The administration promised all sorts of perks to the impacted students, but didn’t follow through on most of them. The worst part is a shuttle service that often takes 45 minutes to get to campus. And the hotel is in a dangerous part of town, so walking isn’t a real option, especially for girls.
The administration has been totally unresponsive to the problem that they created, and the housing situation is ruining freshman year for most of the kids in the hotel.
1805 incoming freshman and 100 living in a hotel. It is a very small number. Unfortunate but small. Many other schools overenrolled this year and had the same problem. NU has hundreds living in a hotel.
It’s the Hyatt Place hotel in Medford. It’s less than a mile from campus. Ideal…no, Dangerous…???
The students, who were selected at random from a pool of first-year students arriving on Sept. 1, will be housed on several floors of the Hyatt Place. According to Josh Hartman, senior director of residential life and learning, the hotel is less than a mile away from campus and within biking and walking distance. The university will also provide a shuttle from the Hyatt Place to the center of Tufts campus and the Davis Square T stop.

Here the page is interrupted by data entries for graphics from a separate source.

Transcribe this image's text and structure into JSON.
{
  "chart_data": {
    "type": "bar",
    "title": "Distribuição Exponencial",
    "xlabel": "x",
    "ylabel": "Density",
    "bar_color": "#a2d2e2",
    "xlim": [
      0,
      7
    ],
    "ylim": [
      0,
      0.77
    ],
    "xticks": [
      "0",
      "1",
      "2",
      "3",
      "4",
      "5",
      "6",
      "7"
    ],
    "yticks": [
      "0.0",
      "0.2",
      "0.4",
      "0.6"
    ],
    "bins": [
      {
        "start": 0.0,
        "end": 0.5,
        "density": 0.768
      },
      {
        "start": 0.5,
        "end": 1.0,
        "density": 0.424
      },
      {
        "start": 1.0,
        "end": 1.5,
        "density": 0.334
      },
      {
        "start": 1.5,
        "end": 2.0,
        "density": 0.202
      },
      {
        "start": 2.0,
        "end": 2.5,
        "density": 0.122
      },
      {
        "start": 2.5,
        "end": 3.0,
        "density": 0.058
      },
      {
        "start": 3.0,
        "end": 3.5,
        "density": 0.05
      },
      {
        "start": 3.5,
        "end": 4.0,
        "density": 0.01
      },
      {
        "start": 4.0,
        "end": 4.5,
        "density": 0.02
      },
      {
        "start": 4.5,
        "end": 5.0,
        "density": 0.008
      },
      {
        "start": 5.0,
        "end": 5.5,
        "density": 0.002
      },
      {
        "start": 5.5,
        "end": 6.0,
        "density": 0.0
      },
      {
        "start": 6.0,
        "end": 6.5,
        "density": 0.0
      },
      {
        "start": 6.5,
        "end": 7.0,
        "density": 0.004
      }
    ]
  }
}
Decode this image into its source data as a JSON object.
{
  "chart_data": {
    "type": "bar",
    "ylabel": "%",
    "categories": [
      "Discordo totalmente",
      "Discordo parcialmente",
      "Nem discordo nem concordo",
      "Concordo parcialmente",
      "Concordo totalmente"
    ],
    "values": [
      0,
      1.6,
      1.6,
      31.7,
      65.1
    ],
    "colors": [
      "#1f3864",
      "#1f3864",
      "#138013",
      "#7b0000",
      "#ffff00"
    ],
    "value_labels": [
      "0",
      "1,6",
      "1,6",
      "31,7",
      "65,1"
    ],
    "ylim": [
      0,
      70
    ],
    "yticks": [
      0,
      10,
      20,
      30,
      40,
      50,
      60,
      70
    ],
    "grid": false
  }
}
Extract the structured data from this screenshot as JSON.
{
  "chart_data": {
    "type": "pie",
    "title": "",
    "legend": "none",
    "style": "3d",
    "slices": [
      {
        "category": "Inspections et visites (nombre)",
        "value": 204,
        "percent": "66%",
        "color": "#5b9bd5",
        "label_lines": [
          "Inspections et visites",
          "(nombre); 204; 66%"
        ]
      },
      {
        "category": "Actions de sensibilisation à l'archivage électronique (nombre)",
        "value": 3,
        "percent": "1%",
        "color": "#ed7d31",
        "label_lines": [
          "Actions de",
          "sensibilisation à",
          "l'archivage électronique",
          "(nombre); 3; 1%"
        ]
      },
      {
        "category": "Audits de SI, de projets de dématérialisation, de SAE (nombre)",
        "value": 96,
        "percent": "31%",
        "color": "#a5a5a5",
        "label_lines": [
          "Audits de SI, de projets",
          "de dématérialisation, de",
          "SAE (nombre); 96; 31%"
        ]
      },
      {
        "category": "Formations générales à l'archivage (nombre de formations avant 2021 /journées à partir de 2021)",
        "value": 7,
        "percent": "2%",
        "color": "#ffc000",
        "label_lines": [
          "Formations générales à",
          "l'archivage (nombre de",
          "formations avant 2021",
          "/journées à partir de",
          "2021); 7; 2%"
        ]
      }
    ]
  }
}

“[One] bus will begin at the Hyatt at 7 AM while a second bus begins at the Davis Sq stop,” John Savino, assistant director of transportation and contract services, wrote in an email to the Daily. “Then at 9 AM, a third bus is brought on beginning at the Hyatt.”
This schedule is made to ensure that the buses consistently remain on a 15–20 minute loop, according to Savino.
According to Hartman, the Hyatt Place offers superior accommodations compared to standard housing. These include luxury bedding, free laundry services and complimentary room cleaning by hotel staff. Hartman noted that these students will receive preferential treatment in next year’s housing lottery to make up for the inconvenience caused by the extra transportation time to and from the Hyatt Place.
The “drive” to campus is only 5 minutes. But, the school has not provided enough shuttles for the route, and they operate on an inflexible schedule. The result is that kids are often waiting more than 30 minutes for the next shuttle to arrive. Hence, my comment about taking 45 minutes to get to campus.
It looks like it is across the river and by a major highway. It may be a small number, but that is a big deal if it is your daughter that has to walk because the shuttle isn’t functioning as promised.
Of course you can walk. But, it is through an unsavory neighborhood. Tufts promotes its on-campus residential life for Freshman. They have filed to live up to that promise. The kids at the Hyatt are physically and socially isolated from the students that lived in dorms.
Yes, and many female students have reported unwelcome attention on the streets between the Hyatt and Tufts. Tufts, in fact, has asked that the students use the shuttle system exclusively. So, they are obviously aware of the dangers of the Hyatt’s neighborhood.
Yes, and risk your safety. Why don’t you check out the neighborhood yourself before assuming that students are just lazy. Dorm students are 5 minutes from their classrooms. Hyatt students are paying the same $80,000 to live in a dirty hotel off campus. If that’s the residential life they wanted, they wouldn’t have chosen Tufts.
OP created an account today and immediately posted with the intent of criticizing the university. The criticism may be deserved or not, but I see no reason to leave this thread open because OP isn’t asking a question.
Out of interest, I’ve linked a map of the most “unsavory” parts of Medford. The hotel in question is not in the “unsavory” neighborhood. It appears that the “unsavory” area of Medford is, in fact, the university, so I guess students at Tufts should not walk on campus. (I’m guessing that Tufts’ “high crime rate” is probably due mostly to alcohol related incidents, because in general, Medford is incredibly safe.)